WILL IMMERSIVE LED’S AND AR PORTEND A NEW ERA FOR IN-CAMERA CAPTURE AND VFX?
BY DEBRA KAUFMAN
ACCORDING TO HOLLYWOOD LORE, SPECIAL-EFFECTS ARTIST LAWRENCE BUTLER CREATED THE FIRST BLUE SCREEN TO PULL A GENIE OUT OF A BOTTLE IN RKO’S 1940 THE THIEF OF BAGDAD. BUTLER WON AN ACADEMY AWARD FOR HIS INNOVATION, AND SINCE THEN BLUE SCREEN AND, LATER, GREEN SCREEN BECAME THE GO-TO TECHNIQUES FOR PLACING ACTORS IN FAR-FLUNG OR FANTASTIC ENVIRONMENTS.
Now, Hollywood technologists have pulled another genie out of the bottle – immersive large-screen LED displays and augmented reality – that may well replace (or at least alter) the use of green screen and similar longstanding processes. Industrial Light & Magic, 24Frame Studio, Production Resource Group and ARwall are just four of the companies finding such alternatives. If you’ve been to a sporting event or concert recently, you’ve seen immersive LED screens, which are now beginning to find a home in the entertainment industry. For years, LED screen resolution – measured by so-called dot pitch, which is the distance between sub-pixels – has been too low and its cost too high to use in lieu of green screens. But that’s beginning to change.
Augmented reality is another green screen alternative in the nascent stage. Both ARwall chief executive Rene Amador and chief creative officer Michael Plescia have VFX backgrounds and were quite familiar with green screen. “For the last five years, we’ve been hitting our head on the capacity of green screen,” Plescia admits. “Nothing has come out that is making a huge difference in what it’s capable of. When you’re painting hair out frame by frame, you’re thinking there’s got to be a better way.”
“Our interest in [augmented reality] began years ago,” Amador adds. “We noticed that the idea of spatial sensing and spatial technology – which some people call immersive – could be used for more than motion capture.” at idea crystallized with the advent of the Wii game platform, which allows the user to change the perspective on the screen via a controller, followed by Microsoft Kinect for Xbox, both of which relied on game engines for real-time movement.

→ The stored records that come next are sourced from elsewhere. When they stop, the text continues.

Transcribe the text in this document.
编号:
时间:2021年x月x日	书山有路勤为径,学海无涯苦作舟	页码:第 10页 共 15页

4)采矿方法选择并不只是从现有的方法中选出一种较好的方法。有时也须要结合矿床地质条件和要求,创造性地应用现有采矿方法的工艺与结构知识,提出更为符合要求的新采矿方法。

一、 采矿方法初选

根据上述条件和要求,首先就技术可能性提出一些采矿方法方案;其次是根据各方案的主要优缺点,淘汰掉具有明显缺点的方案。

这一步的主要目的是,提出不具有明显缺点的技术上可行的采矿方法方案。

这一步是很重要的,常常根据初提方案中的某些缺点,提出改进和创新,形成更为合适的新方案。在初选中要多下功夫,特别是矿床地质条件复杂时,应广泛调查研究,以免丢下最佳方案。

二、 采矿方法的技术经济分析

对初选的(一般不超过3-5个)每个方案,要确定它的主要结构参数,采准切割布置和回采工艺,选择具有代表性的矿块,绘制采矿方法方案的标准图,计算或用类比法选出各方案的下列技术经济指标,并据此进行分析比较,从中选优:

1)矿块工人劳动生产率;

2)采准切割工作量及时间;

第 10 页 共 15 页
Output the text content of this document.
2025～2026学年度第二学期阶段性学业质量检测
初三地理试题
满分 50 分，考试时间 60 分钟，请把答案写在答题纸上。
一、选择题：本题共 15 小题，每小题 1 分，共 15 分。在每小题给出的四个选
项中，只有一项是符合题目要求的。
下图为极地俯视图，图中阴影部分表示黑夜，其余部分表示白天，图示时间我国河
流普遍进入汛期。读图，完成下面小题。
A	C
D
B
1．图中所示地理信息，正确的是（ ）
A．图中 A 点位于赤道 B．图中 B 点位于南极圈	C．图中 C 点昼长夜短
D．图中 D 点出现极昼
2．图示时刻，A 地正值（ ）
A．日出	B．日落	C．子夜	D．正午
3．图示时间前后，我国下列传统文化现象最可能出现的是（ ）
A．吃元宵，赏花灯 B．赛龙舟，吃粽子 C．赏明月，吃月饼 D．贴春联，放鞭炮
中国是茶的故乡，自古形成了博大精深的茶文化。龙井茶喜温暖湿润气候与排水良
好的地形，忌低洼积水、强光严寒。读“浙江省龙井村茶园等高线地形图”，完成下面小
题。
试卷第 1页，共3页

“I began to see it wasn’t a fad, and I thought it had the potential to get on set,” Amador describes. More powerful GPUs from Nvidia and AMD accelerated the development cycle of necessary tools, and the ARwall partners worked closely with LED manufacturer Matrix Visual to create a screen that is 20 feet by 12 feet tall, with a dot pitch of between 1.8 and 2.6 mm. Virtual-reality expert Leon Hui came in as technical director to handle latency, and William Hellwarth is working on an interactive tool designed for directors to manipulate the background behind actors.
“Our core technology is all software that sits on top of any game engine,” says Amador, who currently uses Epic Games’ Unreal Engine. “ The data tracks the motion of the camera as it moves,” he explains. “Once the calculation of the camera’s position is made, a ‘secret sauce’ calculates skew and distortion for the image from the camera’s perspective.”
Amador notes one of the upsides of AR for backgrounds. “People abandoned rear- screen projection for green screen so they could move the camera,” he says. “But anything that changes the position that displays parallax is when it gets complicated and can increase four-fold in price. Productions have to decide which shots can move, and the rest have to be locked down. Green screen incentivizes productions to lock down the camera.”
Apparently Hollywood agrees. Amador reports that, despite how nascent his company’s technology is, the firm just signed a contract with a major motion-picture studio.